Results like Tuesday's hardly have been the norm


In a vacuum, a 7-1 loss is bad. That’s obvious. But put it in the proper context, and the Bruins come out looking a little better after their drubbing at the hands of the Carolina Hurricanes on Tuesday.

It was just a bad night for the Bruins. They were disconnected, lethargic and made mental mistakes. Tuukka Rask could have been a little better, but the team in front of the netminder put him in an impossible spot.

Patrice Bergeron and Rask were quick to say they’d flush that game. It happens. It was clear Wednesday that the Bruins weren’t going to dwell on it, and they most certainly were not going to make any reactionary decisions in the aftermath. After all, they still have won eight of their last 10 games, and the team coming to town Thursday, the Washington Capitals, got thrashed by Boston a week-and-a-half ago.

So, don’t expect Bruce Cassidy to suddenly overhaul lines or staple young players to the bench.

“I’m not going to put too much judgment on any one player,” Cassidy said Wednesday over Zoom. “We do have to get (Nick Foligno) back up to speed. He’s a bigger body, which we obviously missed in games like last night. …

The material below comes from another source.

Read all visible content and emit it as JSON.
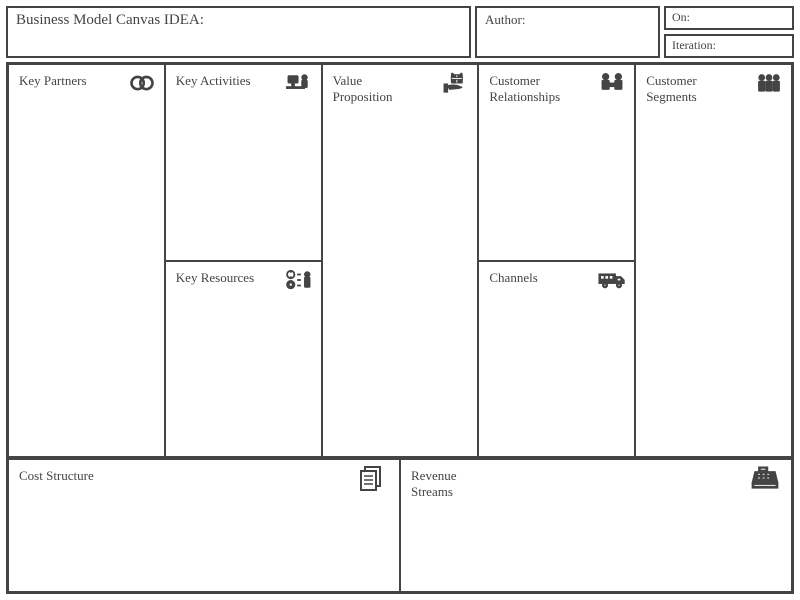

“Back end, (Tyler) Lewington did a good job for us (against the Flyers). But, again, we had other guys that have been here. We’re trying to get (Urho Vaakanainen) more integrated into the team, I thought he’s earned his spot. If it becomes a trend, yes, we would look to move some pieces around. But most of the time, any player would like the opportunity to say, ‘Hey, it wasn’t my best. Let me get back out there,’ and that’s probably how it will shake out.”

A luxury the Bruins weren’t afforded with wonky scheduling earlier in the season is the opportunity to quickly turn the page. There’s basically no time to dwell on the loss, so the attention is on fixing issues that need fixing, while not hyperfixating on them for days on end.

“There definitely were some structure issues, don’t get me wrong,” Cassidy said. “But I thought the major reason (we lost) was they were just faster, heavier on pucks and more competitive in the scoring areas than us. So, let’s start with that, get back to playing harder and fix things in between games. It’s not like we need a three-day revisit with things. We did that earlier and I thought that worked out well for us.

“As I said, we have to correct some structural things, but let’s get our compete level back up, get back to winning races, winning puck battles.”

Bergeron agrees.

“At times you have to flush it out and look at what you can do better. It was the execution and the pace that was missing a lot (against Carolina),” Bergeron said Wednesday. “I think it was one of those nights where nothing was working. We were on a roll and playing some good hockey, and when you start doing that the league takes notice and the teams are ready for you. I think that’s the next step we have to learn.

“You want to build something good and keep getting better and climbing and getting back in the standings. When you do that, teams are waiting for you and you’ve got to be ready to win with your B and sometimes C game. Find ways, and I think that’s the learning curve that can come out of last night.”

The most concerning part of Tuesday’s loss was that it was at the hands of the Hurricanes — a high-end team that also gave Boston trouble earlier in the season. But it’s not like the Bruins’ current stretch of success was just loaded with cupcakes. They had to earn wins over playoff teams like the Tampa Bay Lightning, Nashville Predators and Capitals. One bad one against a good team shouldn’t mire how this recent stretch is viewed.

For now, the loss Tuesday was an aberration. Until it becomes the norm, the Bruins seem intent on sticking with what’s worked.